We know why, it’s just about all he has left. When he admits what he did, that he committed a violation against Brenda Tracy, he is left out of a job and fired for cause, which means he also loses his money. If you let the research take its course, you’ll probably come to the same conclusion. So there’s this Hail Mary, a last desperate grab for the edge of power and fame before gravity snatches it from its grasp. It came for Rubiales the same day Tucker finally tried this tactic.
The A’s are basically broke, but it’s the owner’s fault
Forbes’ Maury Brown got a look yesterday behind the curtain of the Oakland A’s finances, and their claims of being so destitute that they had to flock to Vegas. It makes interesting reading, and Brown concludes that the $40 million came from owner John Fisher’s claim that the A’s would lose probably wasn’t far from the truth.
The problem is that most of that loss comes from the erosion of season ticket numbers and luxury suite sales, and Fisher is the one who should take the blame for that. He has dismantled the team so much in recent years that no one wants to watch it regularly anymore.
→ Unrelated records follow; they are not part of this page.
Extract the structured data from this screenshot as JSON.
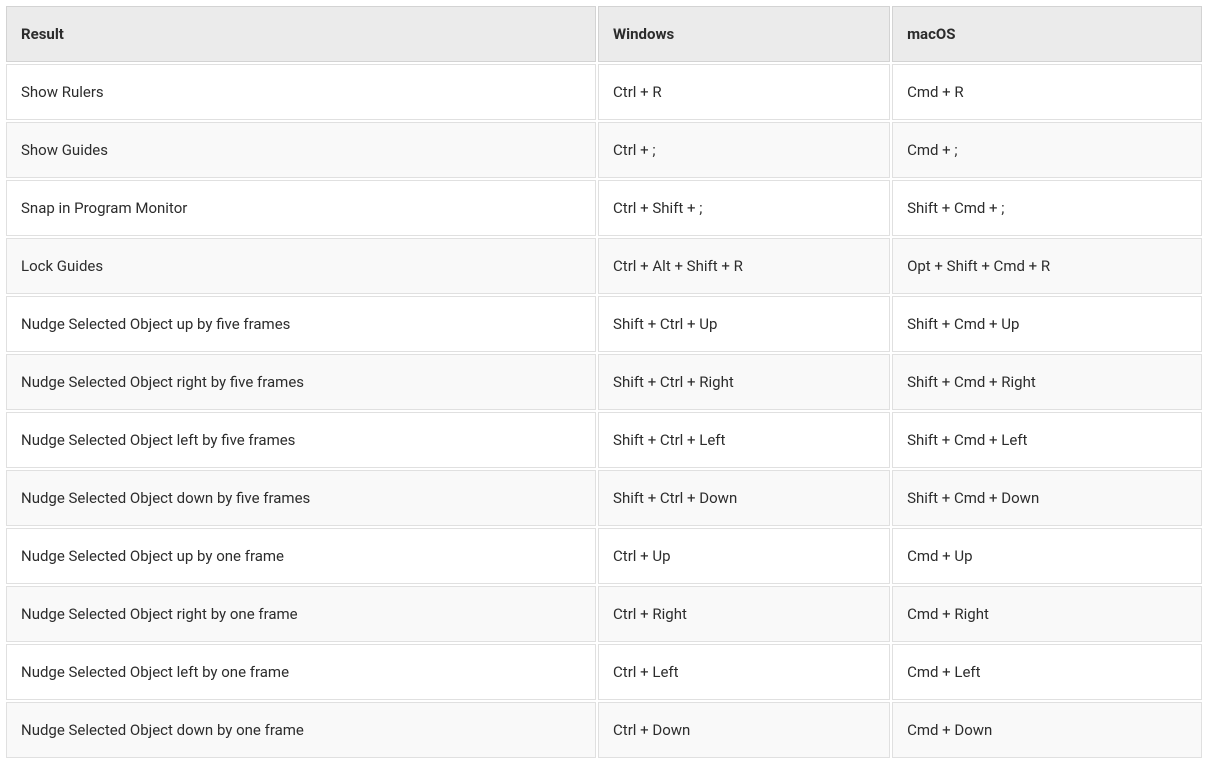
{
  "table": {
    "headers": {
      "result": "Result",
      "windows": "Windows",
      "macos": "macOS"
    },
    "rows": [
      {
        "result": "Show Rulers",
        "windows": "Ctrl + R",
        "macos": "Cmd + R"
      },
      {
        "result": "Show Guides",
        "windows": "Ctrl + ;",
        "macos": "Cmd + ;"
      },
      {
        "result": "Snap in Program Monitor",
        "windows": "Ctrl + Shift + ;",
        "macos": "Shift + Cmd + ;"
      },
      {
        "result": "Lock Guides",
        "windows": "Ctrl + Alt + Shift + R",
        "macos": "Opt + Shift + Cmd + R"
      },
      {
        "result": "Nudge Selected Object up by five frames",
        "windows": "Shift + Ctrl + Up",
        "macos": "Shift + Cmd + Up"
      },
      {
        "result": "Nudge Selected Object right by five frames",
        "windows": "Shift + Ctrl + Right",
        "macos": "Shift + Cmd + Right"
      },
      {
        "result": "Nudge Selected Object left by five frames",
        "windows": "Shift + Ctrl + Left",
        "macos": "Shift + Cmd + Left"
      },
      {
        "result": "Nudge Selected Object down by five frames",
        "windows": "Shift + Ctrl + Down",
        "macos": "Shift + Cmd + Down"
      },
      {
        "result": "Nudge Selected Object up by one frame",
        "windows": "Ctrl + Up",
        "macos": "Cmd + Up"
      },
      {
        "result": "Nudge Selected Object right by one frame",
        "windows": "Ctrl + Right",
        "macos": "Cmd + Right"
      },
      {
        "result": "Nudge Selected Object left by one frame",
        "windows": "Ctrl + Left",
        "macos": "Cmd + Left"
      },
      {
        "result": "Nudge Selected Object down by one frame",
        "windows": "Ctrl + Down",
        "macos": "Cmd + Down"
      }
    ]
  }
}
Sponsorship money therefore decreases, because for whom will companies advertise? And while increasing the wage bill would mean more costs to overcome to reduce losses or even make a profit, that’s how the business works. Or at least it should.
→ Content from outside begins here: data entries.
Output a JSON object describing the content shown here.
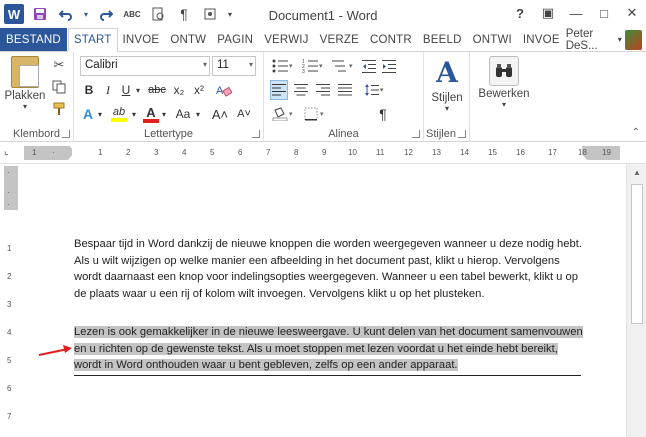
{
  "title_bar": {
    "title": "Document1 - Word",
    "qat_icons": [
      "word-logo-icon",
      "save-icon",
      "undo-icon",
      "redo-icon",
      "spelling-icon",
      "print-preview-icon",
      "paragraph-mark-icon",
      "touch-mode-icon",
      "customize-qat-icon"
    ],
    "word_logo": "W",
    "help": "?",
    "ribbon_options": "▣",
    "minimize": "—",
    "restore": "□",
    "close": "✕"
  },
  "tabs": [
    {
      "label": "BESTAND"
    },
    {
      "label": "START"
    },
    {
      "label": "INVOE"
    },
    {
      "label": "ONTW"
    },
    {
      "label": "PAGIN"
    },
    {
      "label": "VERWIJ"
    },
    {
      "label": "VERZE"
    },
    {
      "label": "CONTR"
    },
    {
      "label": "BEELD"
    },
    {
      "label": "ONTWI"
    },
    {
      "label": "INVOE"
    }
  ],
  "user": {
    "name": "Peter DeS..."
  },
  "ribbon": {
    "clipboard": {
      "label": "Klembord",
      "paste_label": "Plakken"
    },
    "font": {
      "label": "Lettertype",
      "font_name": "Calibri",
      "font_size": "11",
      "bold": "B",
      "italic": "I",
      "underline": "U",
      "strike": "abc",
      "subscript": "x₂",
      "superscript": "x²",
      "text_effects": "A",
      "highlight": "ab",
      "font_color": "A",
      "change_case": "Aa",
      "grow": "A˄",
      "shrink": "A˅"
    },
    "paragraph": {
      "label": "Alinea",
      "show_marks": "¶"
    },
    "styles": {
      "label": "Stijlen",
      "button_label": "Stijlen",
      "icon": "A"
    },
    "editing": {
      "button_label": "Bewerken"
    }
  },
  "document": {
    "paragraph1": "Bespaar tijd in Word dankzij de nieuwe knoppen die worden weergegeven wanneer u deze nodig hebt. Als u wilt wijzigen op welke manier een afbeelding in het document past, klikt u hierop. Vervolgens wordt daarnaast een knop voor indelingsopties weergegeven. Wanneer u een tabel bewerkt, klikt u op de plaats waar u een rij of kolom wilt invoegen. Vervolgens klikt u op het plusteken.",
    "paragraph2": "Lezen is ook gemakkelijker in de nieuwe leesweergave. U kunt delen van het document samenvouwen en u richten op de gewenste tekst. Als u moet stoppen met lezen voordat u het einde hebt bereikt, wordt in Word onthouden waar u bent gebleven, zelfs op een ander apparaat."
  },
  "colors": {
    "accent": "#2b579a",
    "selection": "#c4c4c4",
    "arrow": "#e02020"
  }
}
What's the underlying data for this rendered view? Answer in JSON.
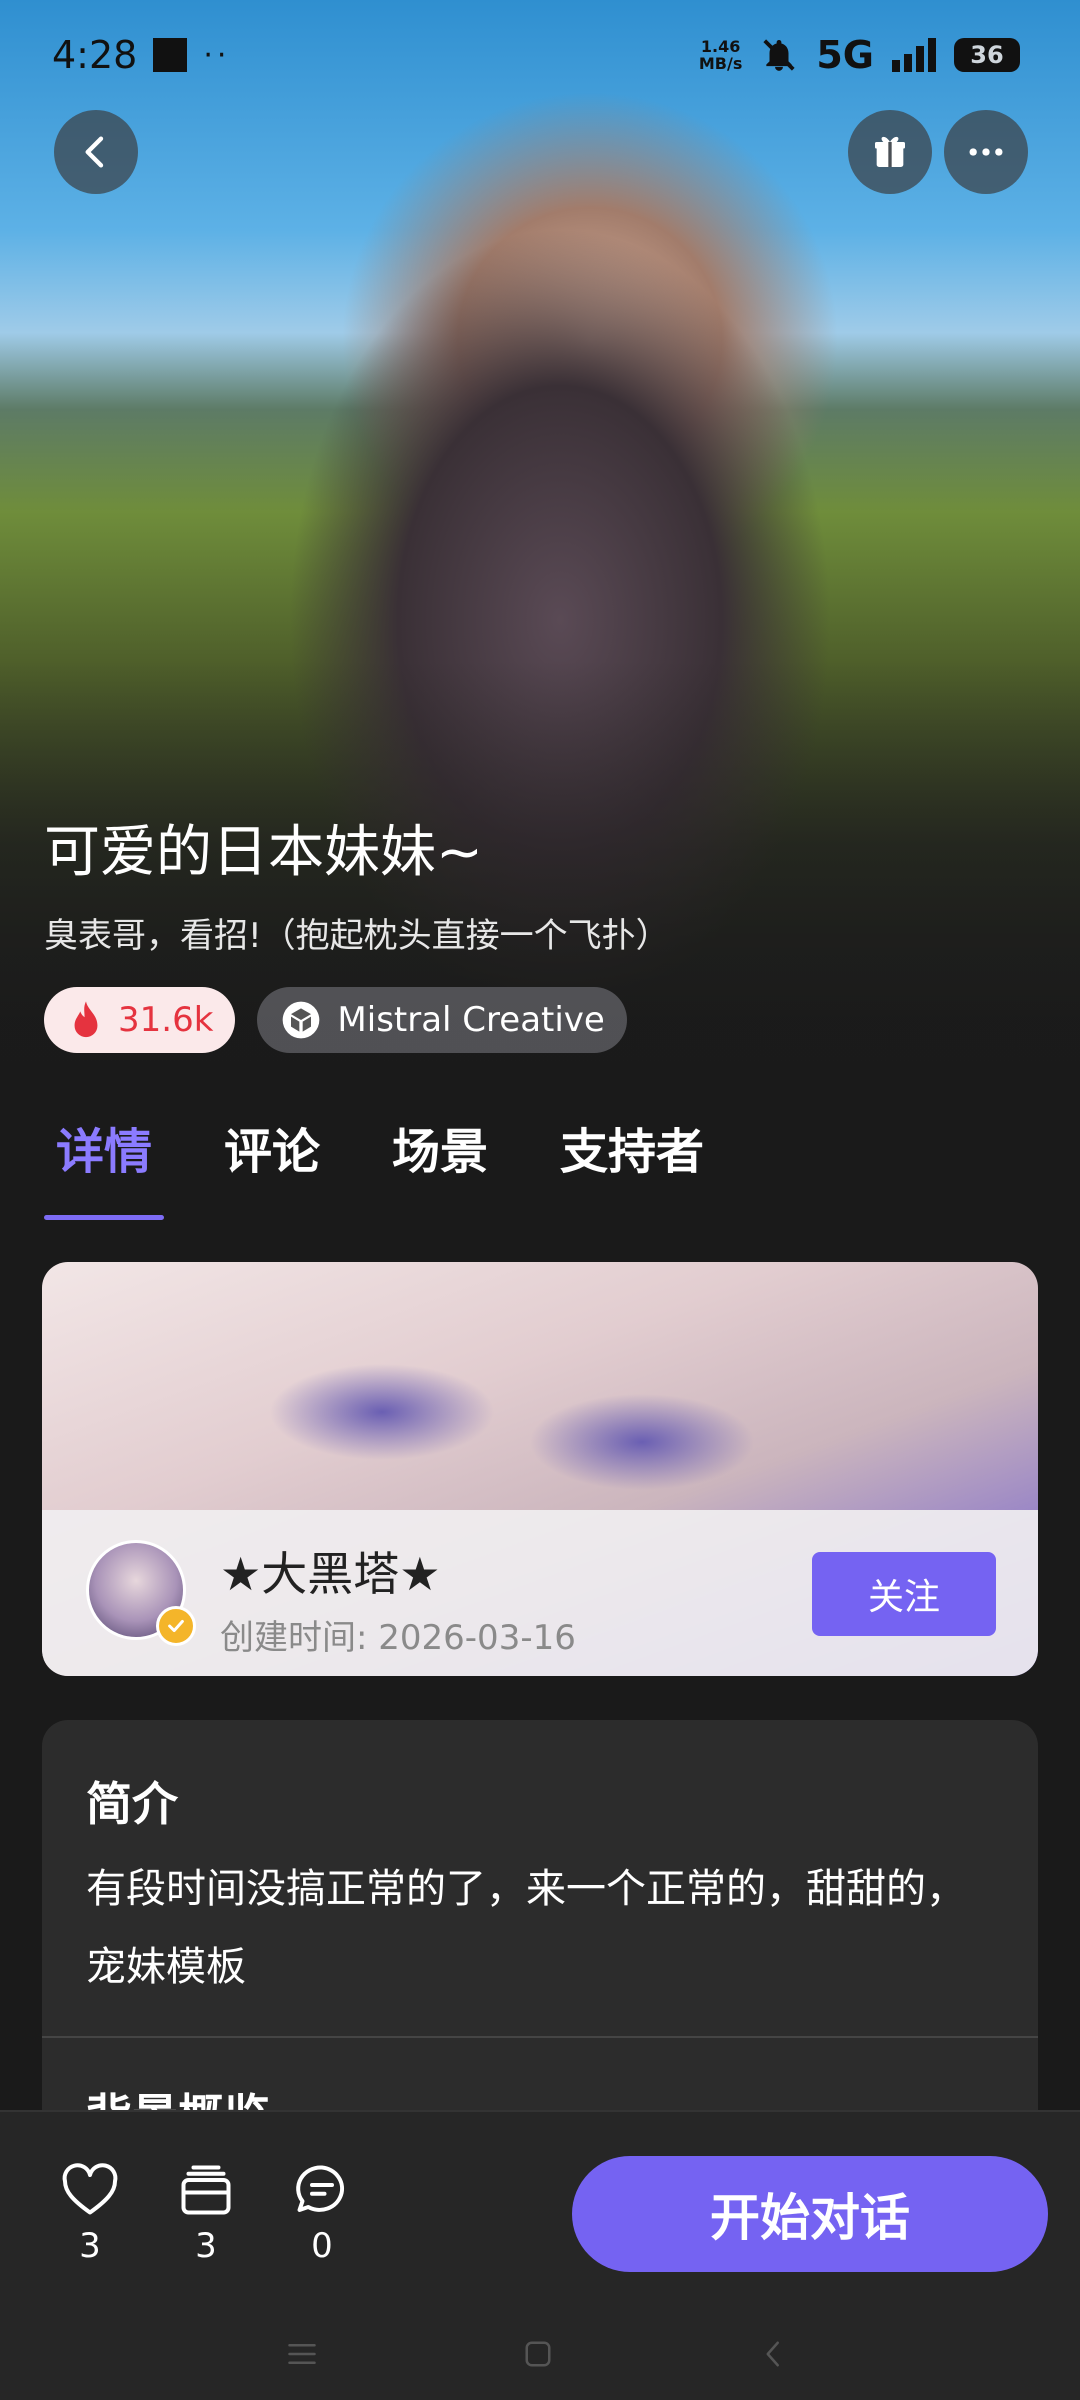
{
  "status_bar": {
    "time": "4:28",
    "net_speed_value": "1.46",
    "net_speed_unit": "MB/s",
    "network": "5G",
    "battery": "36"
  },
  "header": {
    "back_icon": "chevron-left-icon",
    "gift_icon": "gift-icon",
    "more_icon": "more-horizontal-icon"
  },
  "character": {
    "title": "可爱的日本妹妹~",
    "subtitle": "臭表哥，看招!（抱起枕头直接一个飞扑）",
    "hot_count": "31.6k",
    "model_name": "Mistral Creative"
  },
  "tabs": [
    {
      "label": "详情",
      "active": true
    },
    {
      "label": "评论",
      "active": false
    },
    {
      "label": "场景",
      "active": false
    },
    {
      "label": "支持者",
      "active": false
    }
  ],
  "creator": {
    "name": "★大黑塔★",
    "created_at": "创建时间: 2026-03-16",
    "follow_label": "关注"
  },
  "intro": {
    "title": "简介",
    "text": "有段时间没搞正常的了，来一个正常的，甜甜的，宠妹模板",
    "next_section_title": "背景概览"
  },
  "bottom_actions": {
    "likes": "3",
    "cards": "3",
    "comments": "0",
    "start_label": "开始对话"
  },
  "colors": {
    "accent": "#7563f2",
    "tab_active": "#8b7bff",
    "hot": "#e5333f",
    "background": "#1a1a1a"
  }
}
There’s also the question of how much the A’s will get from their TV deal in the Bay Area, a top-ten TV market. It’s $67 million. In Vegas, which is number 40 in the market, they won’t come close to that. Fisher will say that will be offset by regularly selling out the league’s smallest ballpark, but it’s a real mystery that the A’s will be able to do that in Vegas during the summer months, no matter how many people travel.
The ten points may be on the decline when it comes to making a profit, but we all know that the real money in sports team ownership is franchise value. Something that will only skyrocket if Fisher gets this move to Vegas. Even if he doesn’t, the A’s are still worth $1.8 billion. That’s almost ten times what he paid for it. Whatever other problems the A’s have are caused by Fisher.